"enterprise admins" member of local domain administrators ?!

F

Franz Schenk

The following question is in a Windows 2003 server environnement, but there
is no Windows 2003 server security NG, so I post the question here (is in
W2K probably the same problem):

We have a parent domain "parent.com" and a child domain "child.parent.com".
The CEO of the child domain asked me if members (including administrators)
can access data in the child domain by default. According to Microsoft, a
domain is a security boundary and I told that access to data in
"child.parent.com" for members of "parent.com" must explicitely granted.

No I saw that the "Enterprise Admins" group of the parent domain is
automatically member of every domain administators local group in every
domain in the forest!

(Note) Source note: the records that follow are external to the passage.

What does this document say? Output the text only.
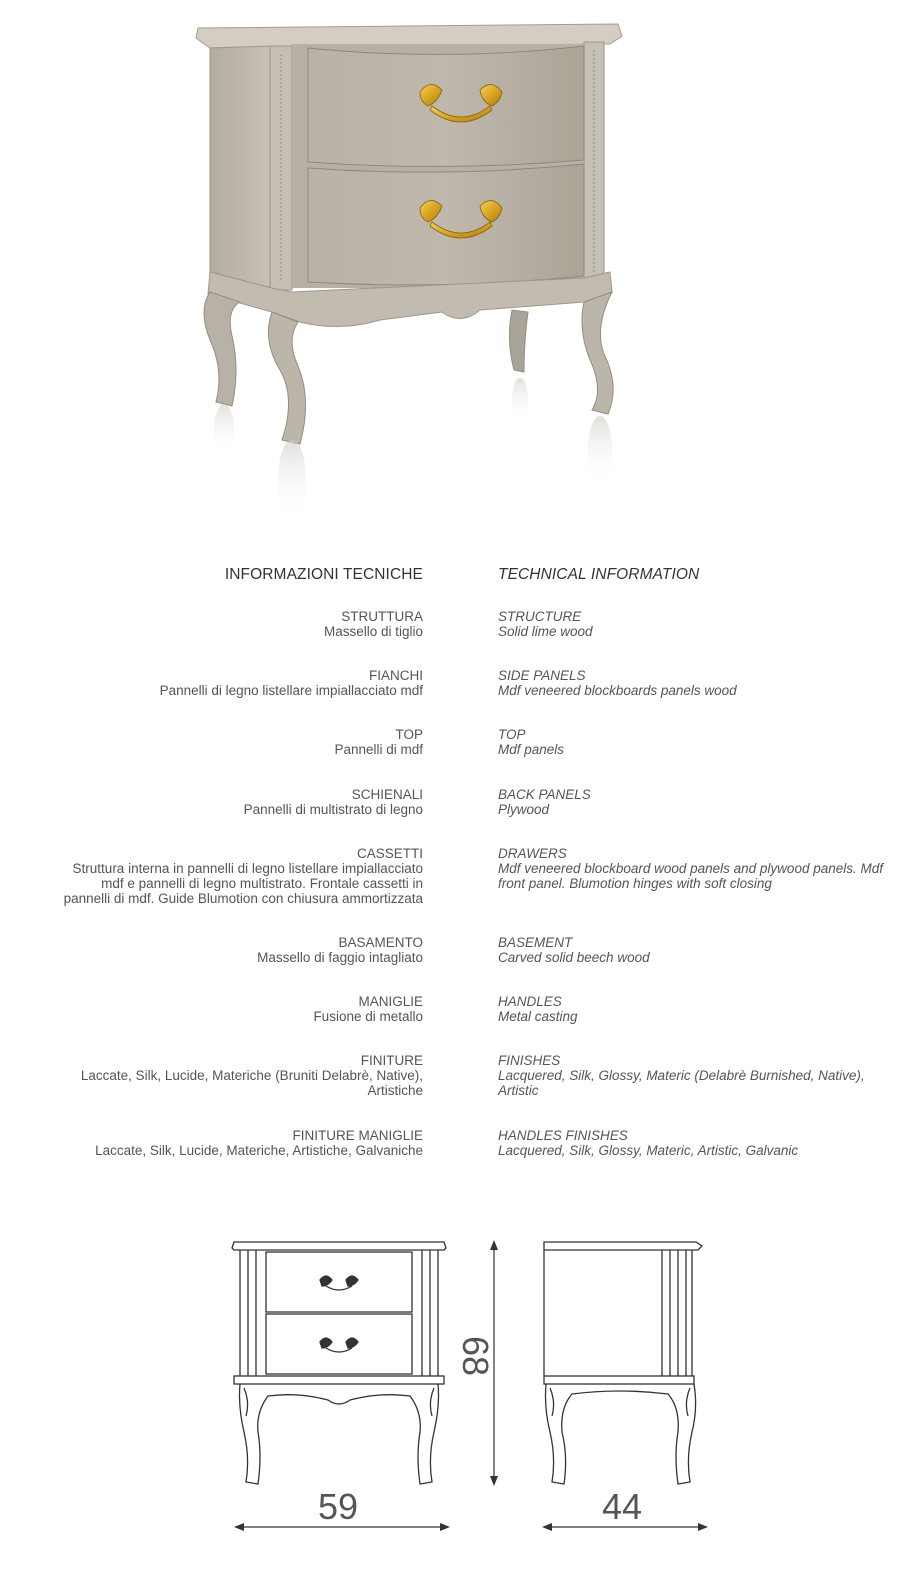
INFORMAZIONI TECNICHE	TECHNICAL INFORMATION
STRUTTURA
Massello di tiglio
FIANCHI
Pannelli di legno listellare impiallacciato mdf
TOP
Pannelli di mdf
SCHIENALI
Pannelli di multistrato di legno
CASSETTI
Struttura interna in pannelli di legno listellare impiallacciato mdf e pannelli di legno multistrato. Frontale cassetti in pannelli di mdf. Guide Blumotion con chiusura ammortizzata
BASAMENTO
Massello di faggio intagliato
MANIGLIE
Fusione di metallo
FINITURE
Laccate, Silk, Lucide, Materiche (Bruniti Delabrè, Native), Artistiche
FINITURE MANIGLIE
Laccate, Silk, Lucide, Materiche, Artistiche, Galvaniche
STRUCTURE
Solid lime wood
SIDE PANELS
Mdf veneered blockboards panels wood
TOP
Mdf panels
BACK PANELS
Plywood
DRAWERS
Mdf veneered blockboard wood panels and plywood panels. Mdf front panel. Blumotion hinges with soft closing
BASEMENT
Carved solid beech wood
HANDLES
Metal casting
FINISHES
Lacquered, Silk, Glossy, Materic (Delabrè Burnished, Native), Artistic
HANDLES FINISHES
Lacquered, Silk, Glossy, Materic, Artistic, Galvanic
68
59	44
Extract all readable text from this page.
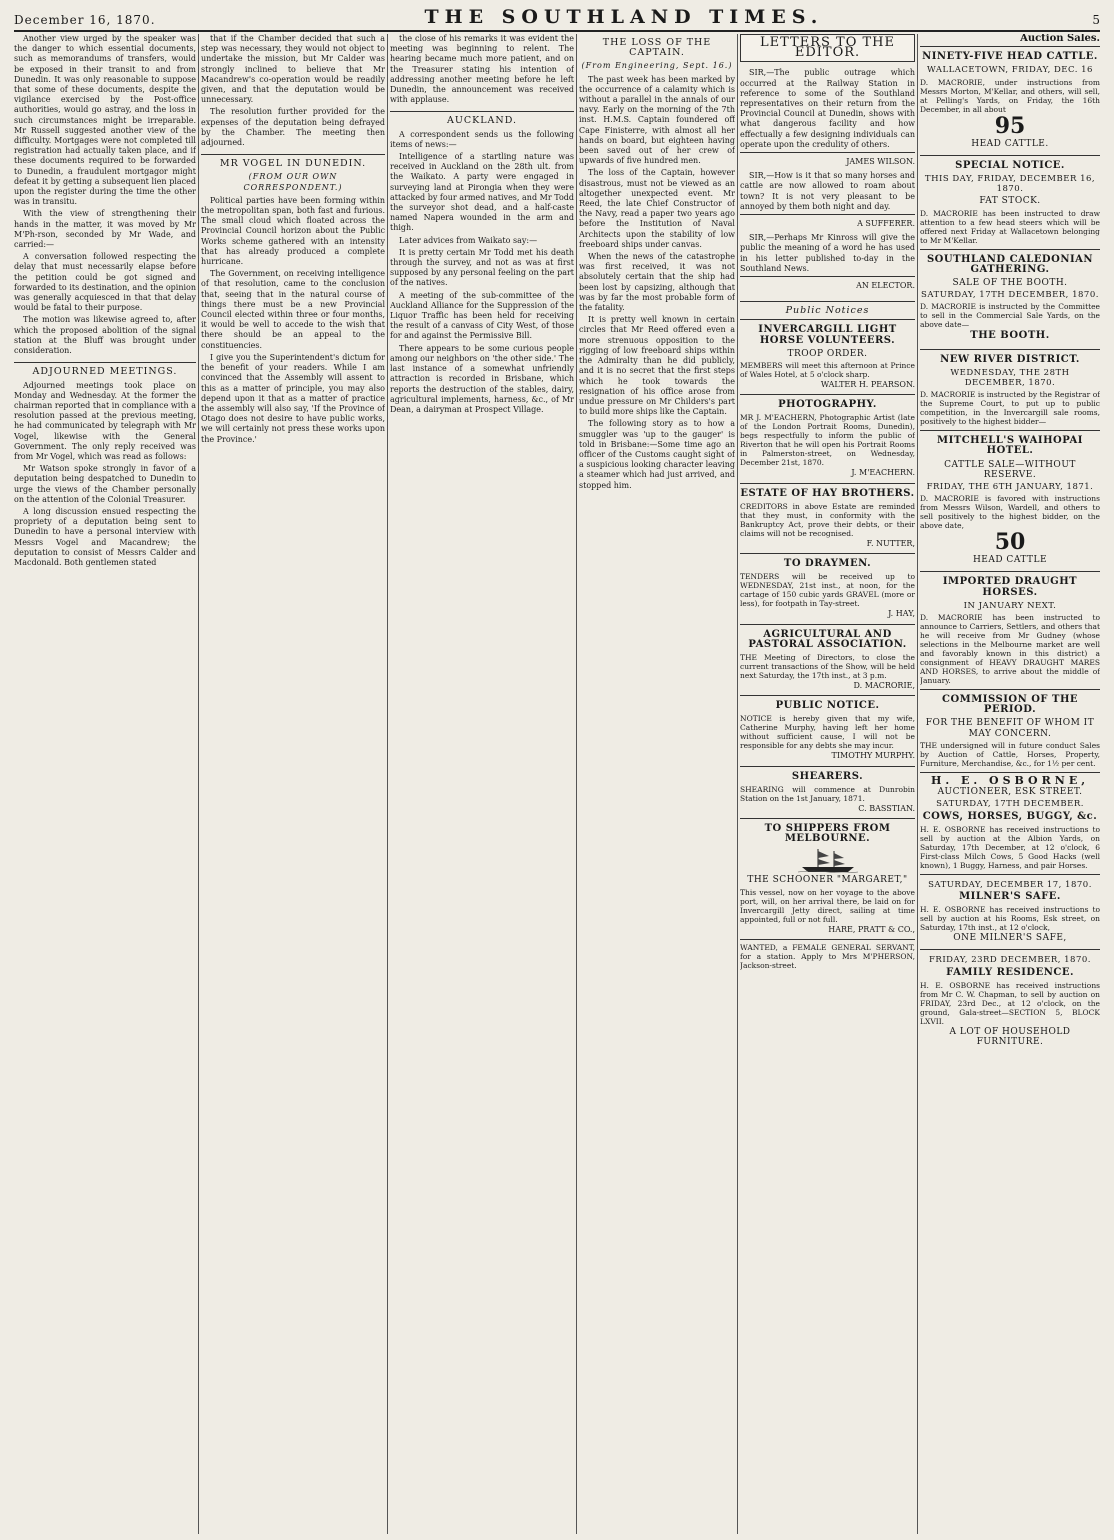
December 16, 1870.	THE SOUTHLAND TIMES.	5

Another view urged by the speaker was the danger to which essential documents, such as memorandums of transfers, would be exposed in their transit to and from Dunedin. It was only reasonable to suppose that some of these documents, despite the vigilance exercised by the Post-office authorities, would go astray, and the loss in such circumstances might be irreparable. Mr Russell suggested another view of the difficulty. Mortgages were not completed till registration had actually taken place, and if these documents required to be forwarded to Dunedin, a fraudulent mortgagor might defeat it by getting a subsequent lien placed upon the register during the time the other was in transitu.

With the view of strengthening their hands in the matter, it was moved by Mr M'Ph-rson, seconded by Mr Wade, and carried:—

A conversation followed respecting the delay that must necessarily elapse before the petition could be got signed and forwarded to its destination, and the opinion was generally acquiesced in that that delay would be fatal to their purpose.

The motion was likewise agreed to, after which the proposed abolition of the signal station at the Bluff was brought under consideration.

ADJOURNED MEETINGS.

Adjourned meetings took place on Monday and Wednesday. At the former the chairman reported that in compliance with a resolution passed at the previous meeting, he had communicated by telegraph with Mr Vogel, likewise with the General Government. The only reply received was from Mr Vogel, which was read as follows:

Mr Watson spoke strongly in favor of a deputation being despatched to Dunedin to urge the views of the Chamber personally on the attention of the Colonial Treasurer.

A long discussion ensued respecting the propriety of a deputation being sent to Dunedin to have a personal interview with Messrs Vogel and Macandrew; the deputation to consist of Messrs Calder and Macdonald. Both gentlemen stated

that if the Chamber decided that such a step was necessary, they would not object to undertake the mission, but Mr Calder was strongly inclined to believe that Mr Macandrew's co-operation would be readily given, and that the deputation would be unnecessary.

The resolution further provided for the expenses of the deputation being defrayed by the Chamber. The meeting then adjourned.

MR VOGEL IN DUNEDIN.
(FROM OUR OWN CORRESPONDENT.)

Political parties have been forming within the metropolitan span, both fast and furious. The small cloud which floated across the Provincial Council horizon about the Public Works scheme gathered with an intensity that has already produced a complete hurricane.

The Government, on receiving intelligence of that resolution, came to the conclusion that, seeing that in the natural course of things there must be a new Provincial Council elected within three or four months, it would be well to accede to the wish that there should be an appeal to the constituencies.

I give you the Superintendent's dictum for the benefit of your readers. While I am convinced that the Assembly will assent to this as a matter of principle, you may also depend upon it that as a matter of practice the assembly will also say, 'If the Province of Otago does not desire to have public works, we will certainly not press these works upon the Province.'

the close of his remarks it was evident the meeting was beginning to relent. The hearing became much more patient, and on the Treasurer stating his intention of addressing another meeting before he left Dunedin, the announcement was received with applause.

AUCKLAND.

A correspondent sends us the following items of news:—

Intelligence of a startling nature was received in Auckland on the 28th ult. from the Waikato. A party were engaged in surveying land at Pirongia when they were attacked by four armed natives, and Mr Todd the surveyor shot dead, and a half-caste named Napera wounded in the arm and thigh.

Later advices from Waikato say:—

It is pretty certain Mr Todd met his death through the survey, and not as was at first supposed by any personal feeling on the part of the natives.

A meeting of the sub-committee of the Auckland Alliance for the Suppression of the Liquor Traffic has been held for receiving the result of a canvass of City West, of those for and against the Permissive Bill.

There appears to be some curious people among our neighbors on 'the other side.' The last instance of a somewhat unfriendly attraction is recorded in Brisbane, which reports the destruction of the stables, dairy, agricultural implements, harness, &c., of Mr Dean, a dairyman at Prospect Village.

THE LOSS OF THE CAPTAIN.
(From Engineering, Sept. 16.)

The past week has been marked by the occurrence of a calamity which is without a parallel in the annals of our navy. Early on the morning of the 7th inst. H.M.S. Captain foundered off Cape Finisterre, with almost all her hands on board, but eighteen having been saved out of her crew of upwards of five hundred men.

The loss of the Captain, however disastrous, must not be viewed as an altogether unexpected event. Mr Reed, the late Chief Constructor of the Navy, read a paper two years ago before the Institution of Naval Architects upon the stability of low freeboard ships under canvas.

When the news of the catastrophe was first received, it was not absolutely certain that the ship had been lost by capsizing, although that was by far the most probable form of the fatality.

It is pretty well known in certain circles that Mr Reed offered even a more strenuous opposition to the rigging of low freeboard ships within the Admiralty than he did publicly, and it is no secret that the first steps which he took towards the resignation of his office arose from undue pressure on Mr Childers's part to build more ships like the Captain.

The following story as to how a smuggler was 'up to the gauger' is told in Brisbane:—Some time ago an officer of the Customs caught sight of a suspicious looking character leaving a steamer which had just arrived, and stopped him.

LETTERS TO THE EDITOR.

SIR,—The public outrage which occurred at the Railway Station in reference to some of the Southland representatives on their return from the Provincial Council at Dunedin, shows with what dangerous facility and how effectually a few designing individuals can operate upon the credulity of others.

JAMES WILSON.

SIR,—How is it that so many horses and cattle are now allowed to roam about town? It is not very pleasant to be annoyed by them both night and day.

A SUFFERER.

SIR,—Perhaps Mr Kinross will give the public the meaning of a word he has used in his letter published to-day in the Southland News.

AN ELECTOR.
Public Notices
INVERCARGILL LIGHT HORSE VOLUNTEERS.
TROOP ORDER.
MEMBERS will meet this afternoon at Prince of Wales Hotel, at 5 o'clock sharp.
WALTER H. PEARSON.
PHOTOGRAPHY.
MR J. M'EACHERN, Photographic Artist (late of the London Portrait Rooms, Dunedin), begs respectfully to inform the public of Riverton that he will open his Portrait Rooms in Palmerston-street, on Wednesday, December 21st, 1870.
J. M'EACHERN.
ESTATE OF HAY BROTHERS.
CREDITORS in above Estate are reminded that they must, in conformity with the Bankruptcy Act, prove their debts, or their claims will not be recognised.
F. NUTTER,
TO DRAYMEN.
TENDERS will be received up to WEDNESDAY, 21st inst., at noon, for the cartage of 150 cubic yards GRAVEL (more or less), for footpath in Tay-street.
J. HAY,
AGRICULTURAL AND PASTORAL ASSOCIATION.
THE Meeting of Directors, to close the current transactions of the Show, will be held next Saturday, the 17th inst., at 3 p.m.
D. MACRORIE,
PUBLIC NOTICE.
NOTICE is hereby given that my wife, Catherine Murphy, having left her home without sufficient cause, I will not be responsible for any debts she may incur.
TIMOTHY MURPHY.
SHEARERS.
SHEARING will commence at Dunrobin Station on the 1st January, 1871.
C. BASSTIAN.
TO SHIPPERS FROM MELBOURNE.
THE SCHOONER "MARGARET,"
This vessel, now on her voyage to the above port, will, on her arrival there, be laid on for Invercargill Jetty direct, sailing at time appointed, full or not full.
HARE, PRATT & CO.,
WANTED, a FEMALE GENERAL SERVANT, for a station. Apply to Mrs M'PHERSON, Jackson-street.
Auction Sales.
NINETY-FIVE HEAD CATTLE.
WALLACETOWN, FRIDAY, DEC. 16
D. MACRORIE, under instructions from Messrs Morton, M'Kellar, and others, will sell, at Pelling's Yards, on Friday, the 16th December, in all about
95
HEAD CATTLE.
SPECIAL NOTICE.
THIS DAY, FRIDAY, DECEMBER 16, 1870.
FAT STOCK.
D. MACRORIE has been instructed to draw attention to a few head steers which will be offered next Friday at Wallacetown belonging to Mr M'Kellar.
SOUTHLAND CALEDONIAN GATHERING.
SALE OF THE BOOTH.
SATURDAY, 17TH DECEMBER, 1870.
D. MACRORIE is instructed by the Committee to sell in the Commercial Sale Yards, on the above date—
THE BOOTH.
NEW RIVER DISTRICT.
WEDNESDAY, THE 28TH DECEMBER, 1870.
D. MACRORIE is instructed by the Registrar of the Supreme Court, to put up to public competition, in the Invercargill sale rooms, positively to the highest bidder—
MITCHELL'S WAIHOPAI HOTEL.
CATTLE SALE—WITHOUT RESERVE.
FRIDAY, THE 6TH JANUARY, 1871.
D. MACRORIE is favored with instructions from Messrs Wilson, Wardell, and others to sell positively to the highest bidder, on the above date,
50
HEAD CATTLE
IMPORTED DRAUGHT HORSES.
IN JANUARY NEXT.
D. MACRORIE has been instructed to announce to Carriers, Settlers, and others that he will receive from Mr Gudney (whose selections in the Melbourne market are well and favorably known in this district) a consignment of HEAVY DRAUGHT MARES AND HORSES, to arrive about the middle of January.
COMMISSION OF THE PERIOD.
FOR THE BENEFIT OF WHOM IT MAY CONCERN.
THE undersigned will in future conduct Sales by Auction of Cattle, Horses, Property, Furniture, Merchandise, &c., for 1½ per cent.
H. E. OSBORNE,
AUCTIONEER, ESK STREET.
SATURDAY, 17TH DECEMBER.
COWS, HORSES, BUGGY, &c.
H. E. OSBORNE has received instructions to sell by auction at the Albion Yards, on Saturday, 17th December, at 12 o'clock, 6 First-class Milch Cows, 5 Good Hacks (well known), 1 Buggy, Harness, and pair Horses.
SATURDAY, DECEMBER 17, 1870.
MILNER'S SAFE.
H. E. OSBORNE has received instructions to sell by auction at his Rooms, Esk street, on Saturday, 17th inst., at 12 o'clock,
ONE MILNER'S SAFE,
FRIDAY, 23RD DECEMBER, 1870.
FAMILY RESIDENCE.
H. E. OSBORNE has received instructions from Mr C. W. Chapman, to sell by auction on FRIDAY, 23rd Dec., at 12 o'clock, on the ground, Gala-street—SECTION 5, BLOCK LXVII.
A LOT OF HOUSEHOLD FURNITURE.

So if you intend to grant access to data to the local
administrators group, members of the "enterprise admin" group can
automatically access this data.

This is unacceptable for the CEO of the child domain. Is it possible, and
what are the consequences, when we remove the "enterprise admins" group form
the local administrators group in the child domain? (We also run an Exchange
2003 installation which organisation spans the parent and child domain). We
have seen, that on member servers, the "Enterprise Admin" group is not
automatically member of the local administrators group, but there is
sensitive data on the domain controllers.

Thanks in advance for any help or links to MS documents about this subject.
Franz
 
J

Jeff Smalley

Franz,
I just posted a similar question recently and didn't get
any feedback as to how to lock a non-root domain down from
the root Enterprise Admin folks.
I was teaching a group for a state agency and they were
told to take out the Enterprise Admins group from their
domain Administrators group. That would seem that that
would prevent access but the Enterprise Admins have rights
base on Security settings on all the Active Directory
containers in the non-root domain. Running a simple test I
logged in as an Enterprise Admin member and I couldn't add
myself back as an Administrator but I could add myself to
the Account operators. I have search through out
Microsoft's website and can't find any recommendations as
to securing your child domain. The only 2 design thoughts
would be to have an empty root domain design of your
forest or to create a seperate forest entirely. Both don't
really help since you already have your AD rolled out.

If you find anything please post it.